Hold down R2 for a bit
I haven’t started Everybody’s Gone to the Rapture yet, but if I had, I’d probably be among the people wondering why such an exploration-heavy game doesn’t let players sprint. It does, though — hold down R2 for a few seconds to build up your movement speed. Why the confusion?
As explained by The Chinese Room’s Dan Pinchbeck, earlier in development, the game featured an autosprint. But after it became clear that playtesters “wanted to be able to trigger it themselves,” the team went with the R2 input method. “This then needed testing, because it potentially threw out all of the pacing we’d been working on for the last year, plus could cause issues with accidentally parkouring into places you couldn’t escape from, creating game-breaking bugs. All this took time.”

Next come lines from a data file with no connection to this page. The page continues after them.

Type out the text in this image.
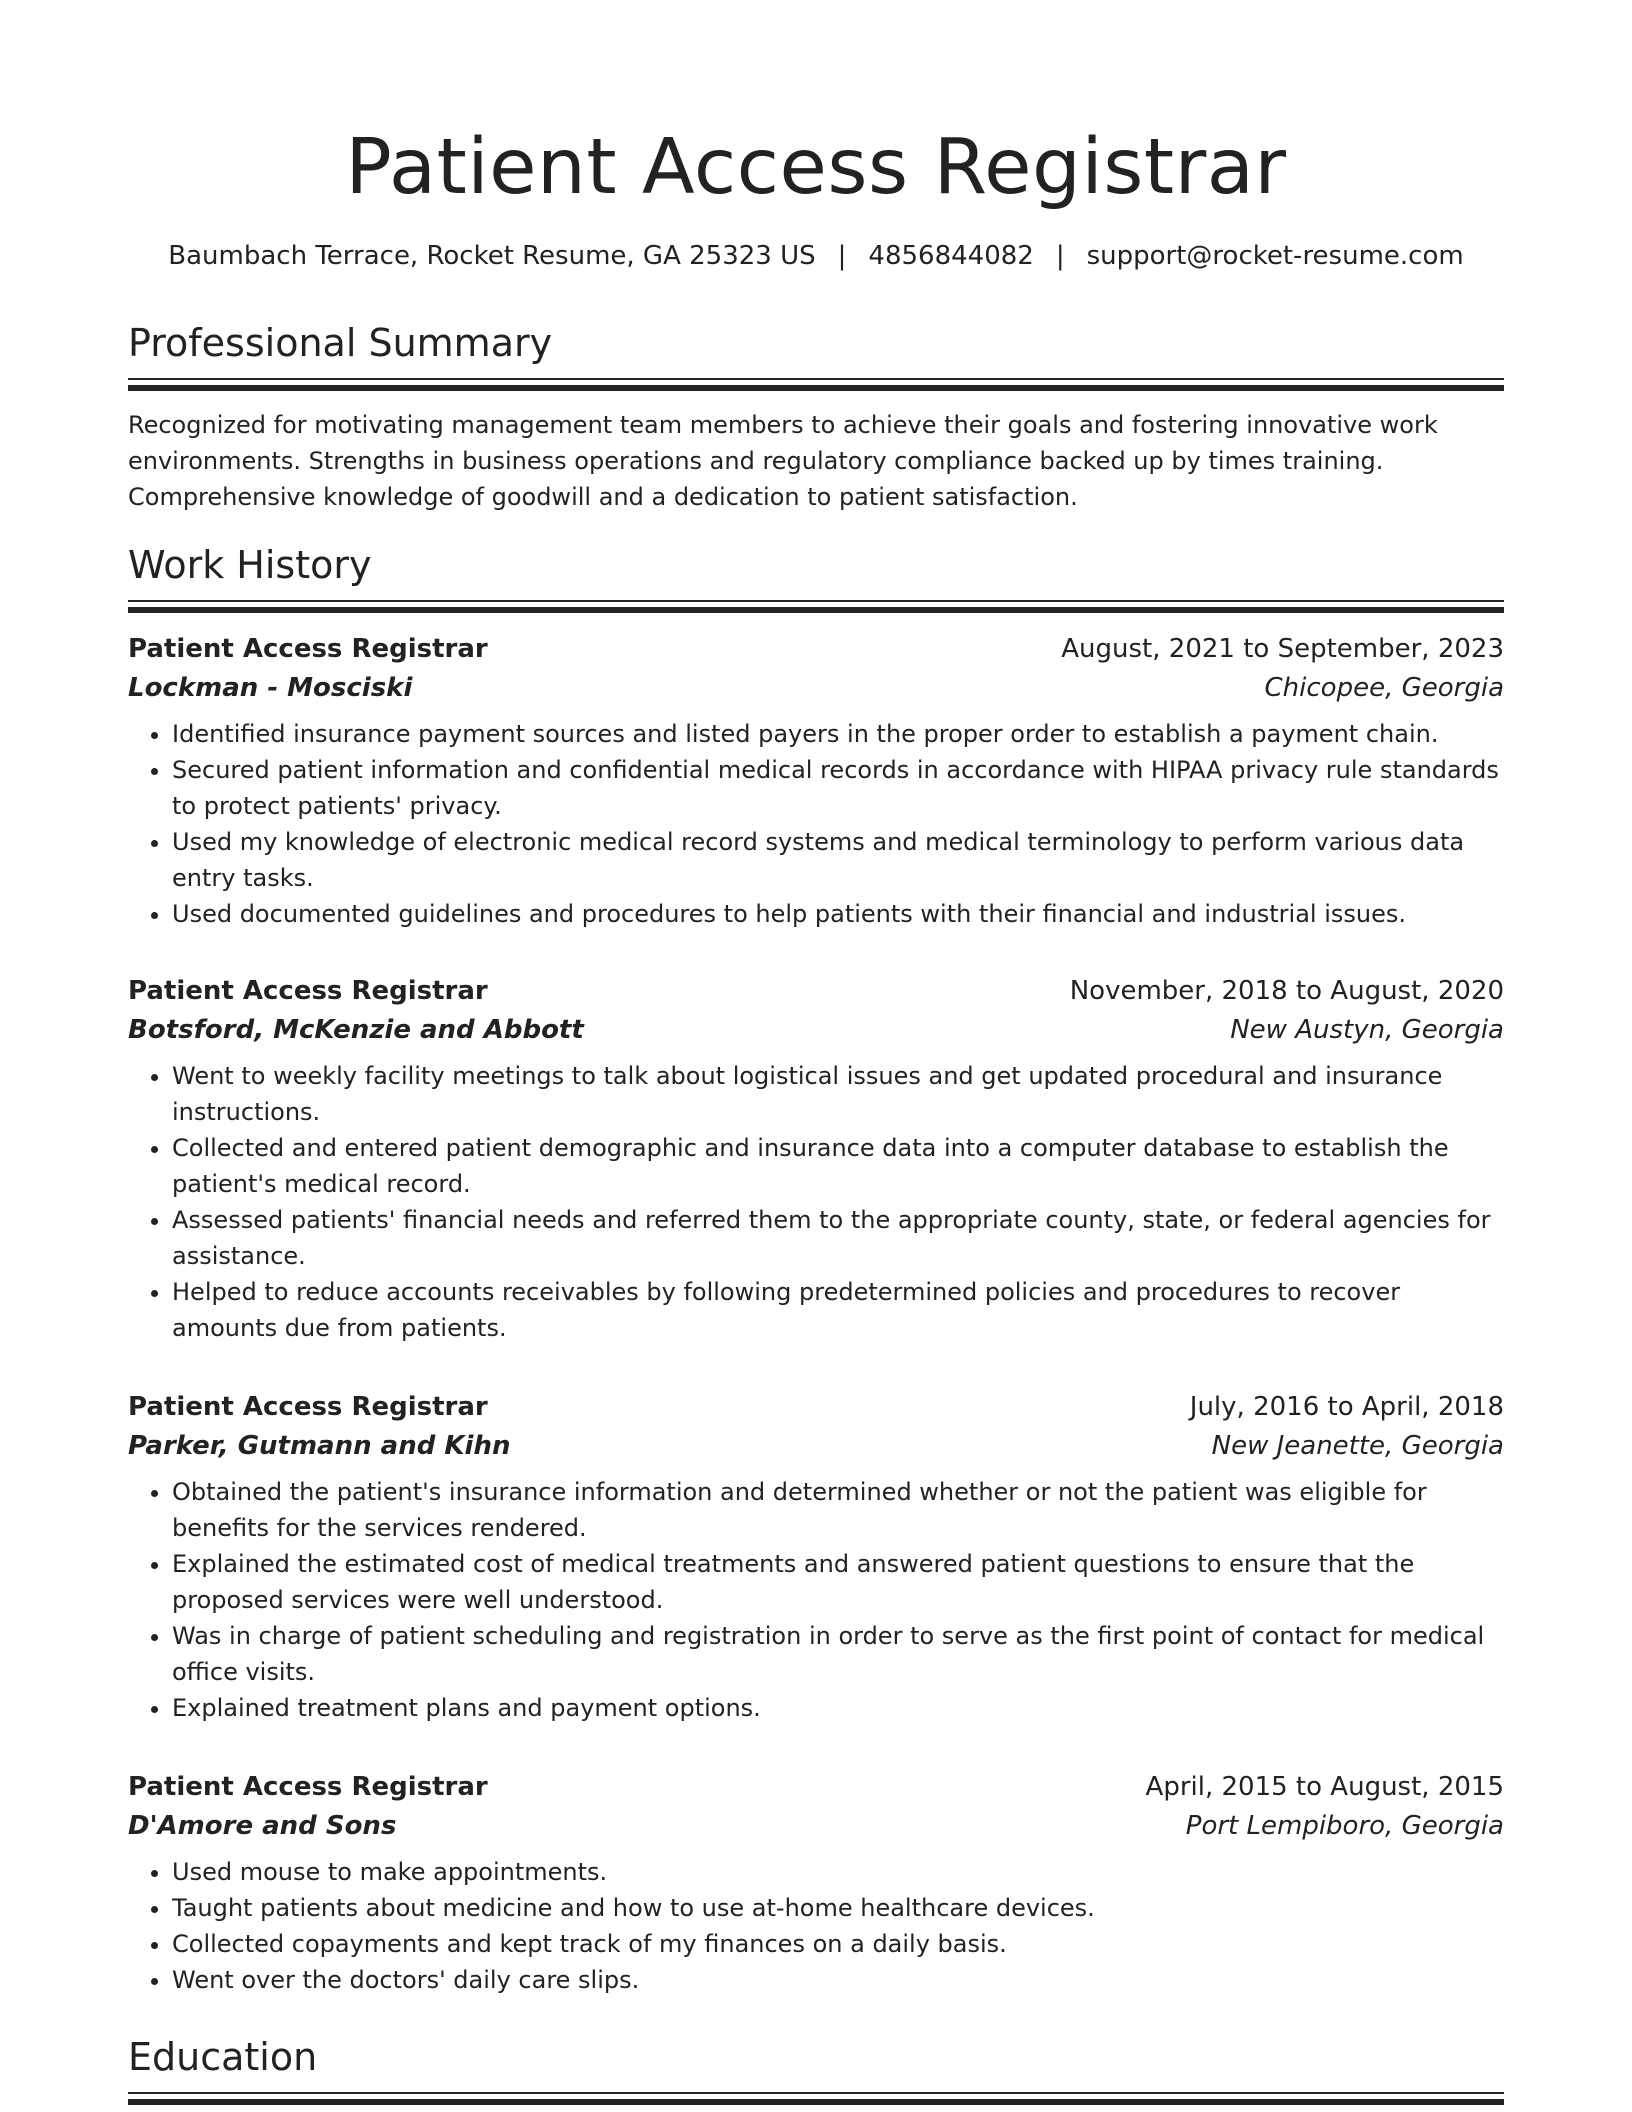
Patient Access Registrar
Baumbach Terrace, Rocket Resume, GA 25323 US | 4856844082 | support@rocket-resume.com
Professional Summary

Recognized for motivating management team members to achieve their goals and fostering innovative work environments. Strengths in business operations and regulatory compliance backed up by times training. Comprehensive knowledge of goodwill and a dedication to patient satisfaction.

Work History
Patient Access Registrar	August, 2021 to September, 2023
Lockman - Mosciski	Chicopee, Georgia
• Identified insurance payment sources and listed payers in the proper order to establish a payment chain.
• Secured patient information and confidential medical records in accordance with HIPAA privacy rule standards to protect patients' privacy.
• Used my knowledge of electronic medical record systems and medical terminology to perform various data entry tasks.
• Used documented guidelines and procedures to help patients with their financial and industrial issues.
Patient Access Registrar	November, 2018 to August, 2020
Botsford, McKenzie and Abbott	New Austyn, Georgia
• Went to weekly facility meetings to talk about logistical issues and get updated procedural and insurance instructions.
• Collected and entered patient demographic and insurance data into a computer database to establish the patient's medical record.
• Assessed patients' financial needs and referred them to the appropriate county, state, or federal agencies for assistance.
• Helped to reduce accounts receivables by following predetermined policies and procedures to recover amounts due from patients.
Patient Access Registrar	July, 2016 to April, 2018
Parker, Gutmann and Kihn	New Jeanette, Georgia
• Obtained the patient's insurance information and determined whether or not the patient was eligible for benefits for the services rendered.
• Explained the estimated cost of medical treatments and answered patient questions to ensure that the proposed services were well understood.
• Was in charge of patient scheduling and registration in order to serve as the first point of contact for medical office visits.
• Explained treatment plans and payment options.
Patient Access Registrar	April, 2015 to August, 2015
D'Amore and Sons	Port Lempiboro, Georgia
• Used mouse to make appointments.
• Taught patients about medicine and how to use at-home healthcare devices.
• Collected copayments and kept track of my finances on a daily basis.
• Went over the doctors' daily care slips.
Education
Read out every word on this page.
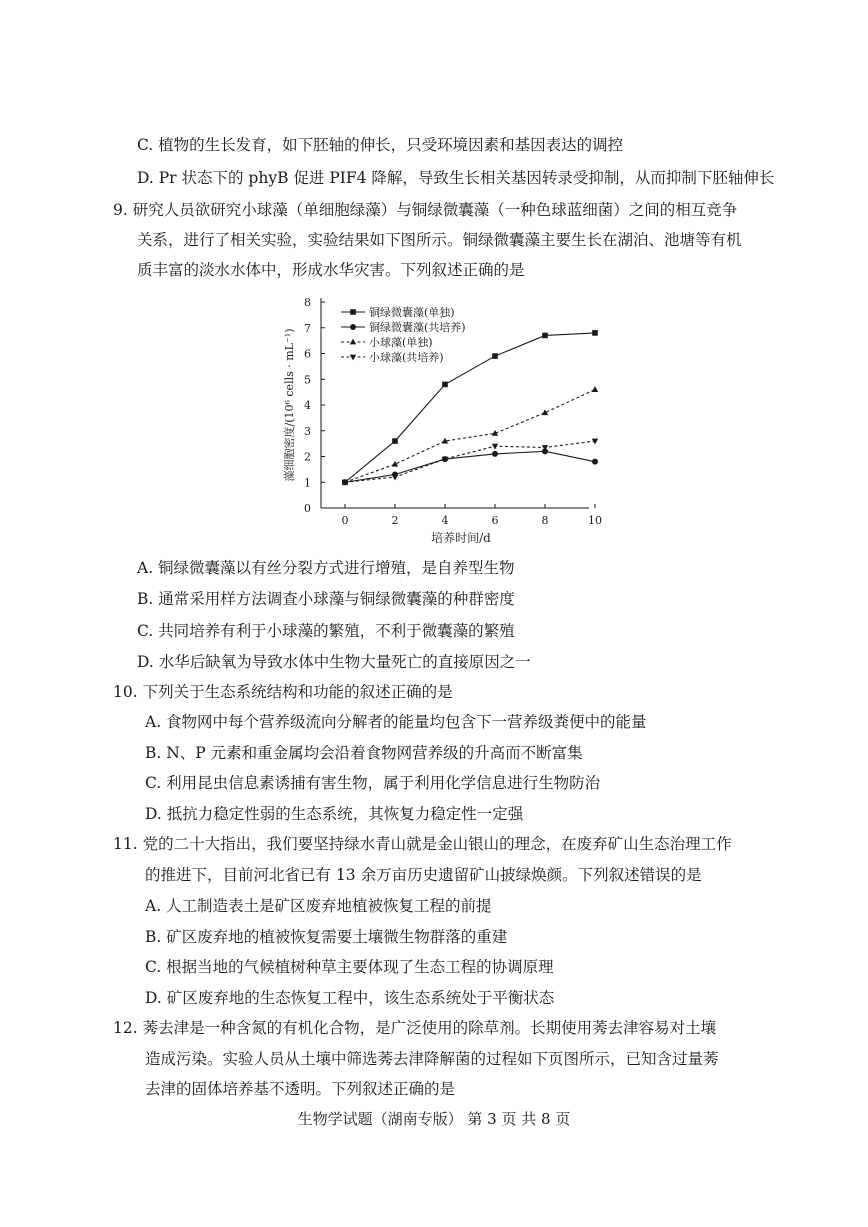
C. 植物的生长发育，如下胚轴的伸长，只受环境因素和基因表达的调控
D. Pr 状态下的 phyB 促进 PIF4 降解，导致生长相关基因转录受抑制，从而抑制下胚轴伸长
9. 研究人员欲研究小球藻（单细胞绿藻）与铜绿微囊藻（一种色球蓝细菌）之间的相互竞争
关系，进行了相关实验，实验结果如下图所示。铜绿微囊藻主要生长在湖泊、池塘等有机
质丰富的淡水水体中，形成水华灾害。下列叙述正确的是
0
1
2
3
4
5
6
7
8
0	2	4	6	8	10
培养时间/d
藻细胞密度/(10⁶ cells · mL⁻¹)
铜绿微囊藻(单独)
铜绿微囊藻(共培养)
小球藻(单独)
小球藻(共培养)
A. 铜绿微囊藻以有丝分裂方式进行增殖，是自养型生物
B. 通常采用样方法调查小球藻与铜绿微囊藻的种群密度
C. 共同培养有利于小球藻的繁殖，不利于微囊藻的繁殖
D. 水华后缺氧为导致水体中生物大量死亡的直接原因之一
10. 下列关于生态系统结构和功能的叙述正确的是
A. 食物网中每个营养级流向分解者的能量均包含下一营养级粪便中的能量
B. N、P 元素和重金属均会沿着食物网营养级的升高而不断富集
C. 利用昆虫信息素诱捕有害生物，属于利用化学信息进行生物防治
D. 抵抗力稳定性弱的生态系统，其恢复力稳定性一定强
11. 党的二十大指出，我们要坚持绿水青山就是金山银山的理念，在废弃矿山生态治理工作
的推进下，目前河北省已有 13 余万亩历史遗留矿山披绿焕颜。下列叙述错误的是
A. 人工制造表土是矿区废弃地植被恢复工程的前提
B. 矿区废弃地的植被恢复需要土壤微生物群落的重建
C. 根据当地的气候植树种草主要体现了生态工程的协调原理
D. 矿区废弃地的生态恢复工程中，该生态系统处于平衡状态
12. 莠去津是一种含氮的有机化合物，是广泛使用的除草剂。长期使用莠去津容易对土壤
造成污染。实验人员从土壤中筛选莠去津降解菌的过程如下页图所示，已知含过量莠
去津的固体培养基不透明。下列叙述正确的是
生物学试题（湖南专版） 第 3 页 共 8 页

Flash forward to just before Rapture‘s launch. “The controller icon in the options menu was missing the sprint instruction,” said Pinchbeck, “and it hadn’t been localized. Localization takes about 24 hours, but because the [user interface] is built in Flash, it would have to be changed, and that would mean a full round of testing before creating a patch — about 4-5 days through the global QA pipieline, which we’re doing now, but wasn’t ready in time for release. It’s in the online manual, but not at the start of the game.” (Does anyone even look at those? Apparently not.)
“We probably should have announced the run button before launch, but we didn’t. That was a bad call, and we’ve paid for it in the reviews.”